Chi non rimane unito a Gesù sperimenta non tanto il fuoco dell’inferno, quanto il fuoco che brucia l’inutilità. È inservibile chi non è una cosa sola con Cristo. I sarmenti (o tralci) della vite, infatti, non servono neppure per fare legna.

Per capire questo versetto è necessario sapere che Giovanni scrive per una comunità cristiana che subisce pressioni dagli ebrei affinché i neo cristiani tornino alla fede giudaica, staccandosi dalla nuova dottrina che hanno abbracciata.

Queste parole sono rivolte anche a noi oggi, tentati di abbracciare altre impostazioni filosofiche, scientiste, pseudo-religiose, materialiste.

Se siamo uniti a Gesù nessuna forza contraria può farci deviare dalla salvezza.
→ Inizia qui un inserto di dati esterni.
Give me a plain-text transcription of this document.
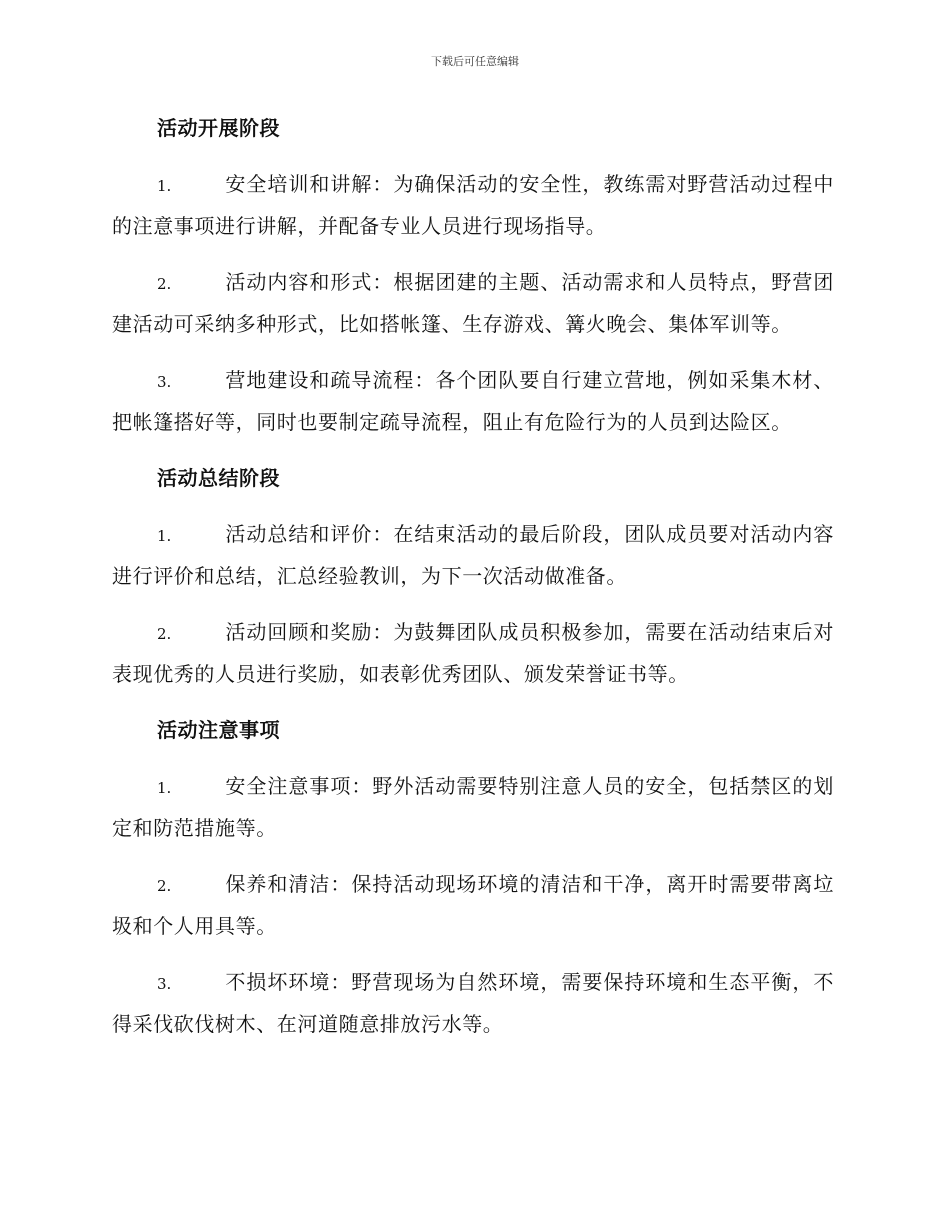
下载后可任意编辑
活动开展阶段
1.	安全培训和讲解：为确保活动的安全性，教练需对野营活动过程中的注意事项进行讲解，并配备专业人员进行现场指导。
2.	活动内容和形式：根据团建的主题、活动需求和人员特点，野营团建活动可采纳多种形式，比如搭帐篷、生存游戏、篝火晚会、集体军训等。
3.	营地建设和疏导流程：各个团队要自行建立营地，例如采集木材、把帐篷搭好等，同时也要制定疏导流程，阻止有危险行为的人员到达险区。
活动总结阶段
1.	活动总结和评价：在结束活动的最后阶段，团队成员要对活动内容进行评价和总结，汇总经验教训，为下一次活动做准备。
2.	活动回顾和奖励：为鼓舞团队成员积极参加，需要在活动结束后对表现优秀的人员进行奖励，如表彰优秀团队、颁发荣誉证书等。
活动注意事项
1.	安全注意事项：野外活动需要特别注意人员的安全，包括禁区的划定和防范措施等。
2.	保养和清洁：保持活动现场环境的清洁和干净，离开时需要带离垃圾和个人用具等。
3.	不损坏环境：野营现场为自然环境，需要保持环境和生态平衡，不得采伐砍伐树木、在河道随意排放污水等。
Se rimanete in me e le mie parole rimangono in voi, chiedete quello che volete e vi sarà fatto. 8.

In questo è glorificato il Padre mio: che portiate molto frutto e diventiate miei discepoli.
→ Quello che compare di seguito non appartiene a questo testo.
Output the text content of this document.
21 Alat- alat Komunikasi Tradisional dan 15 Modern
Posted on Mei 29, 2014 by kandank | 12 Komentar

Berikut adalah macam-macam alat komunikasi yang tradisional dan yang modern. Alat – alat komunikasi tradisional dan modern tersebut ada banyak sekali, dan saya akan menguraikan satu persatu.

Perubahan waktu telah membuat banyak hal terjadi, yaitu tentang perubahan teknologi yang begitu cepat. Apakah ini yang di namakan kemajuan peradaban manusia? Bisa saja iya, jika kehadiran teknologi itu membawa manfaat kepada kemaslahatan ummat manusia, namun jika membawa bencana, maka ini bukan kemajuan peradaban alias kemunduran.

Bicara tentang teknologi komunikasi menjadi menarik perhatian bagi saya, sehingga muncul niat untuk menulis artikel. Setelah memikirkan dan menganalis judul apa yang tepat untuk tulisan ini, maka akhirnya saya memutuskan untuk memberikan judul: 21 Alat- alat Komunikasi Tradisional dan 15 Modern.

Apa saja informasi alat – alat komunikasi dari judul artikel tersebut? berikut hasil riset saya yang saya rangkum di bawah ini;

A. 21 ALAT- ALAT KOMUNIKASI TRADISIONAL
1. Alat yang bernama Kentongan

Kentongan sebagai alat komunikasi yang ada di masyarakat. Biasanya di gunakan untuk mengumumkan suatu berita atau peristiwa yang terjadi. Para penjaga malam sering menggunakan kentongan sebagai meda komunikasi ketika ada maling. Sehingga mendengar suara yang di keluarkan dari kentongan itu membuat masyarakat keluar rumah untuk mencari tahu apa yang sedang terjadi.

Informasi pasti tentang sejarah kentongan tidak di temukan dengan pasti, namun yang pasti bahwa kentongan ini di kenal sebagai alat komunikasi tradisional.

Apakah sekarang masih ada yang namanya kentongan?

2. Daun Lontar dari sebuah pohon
Gesù ci comunica che la sua Parola è garanzia di unità non solo con Lui, ma anche con il Padre: siccome Gesù e il Padre sono una cosa sola e ognuno di noi è unito a Gesù, siamo di necessità uniti anche al Padre. Più forte è la nostra fede e la nostra unione, più grande sarà l’esaudimento di ogni nostra richiesta e più grande sarà la gloria che il Padre ne trarrà.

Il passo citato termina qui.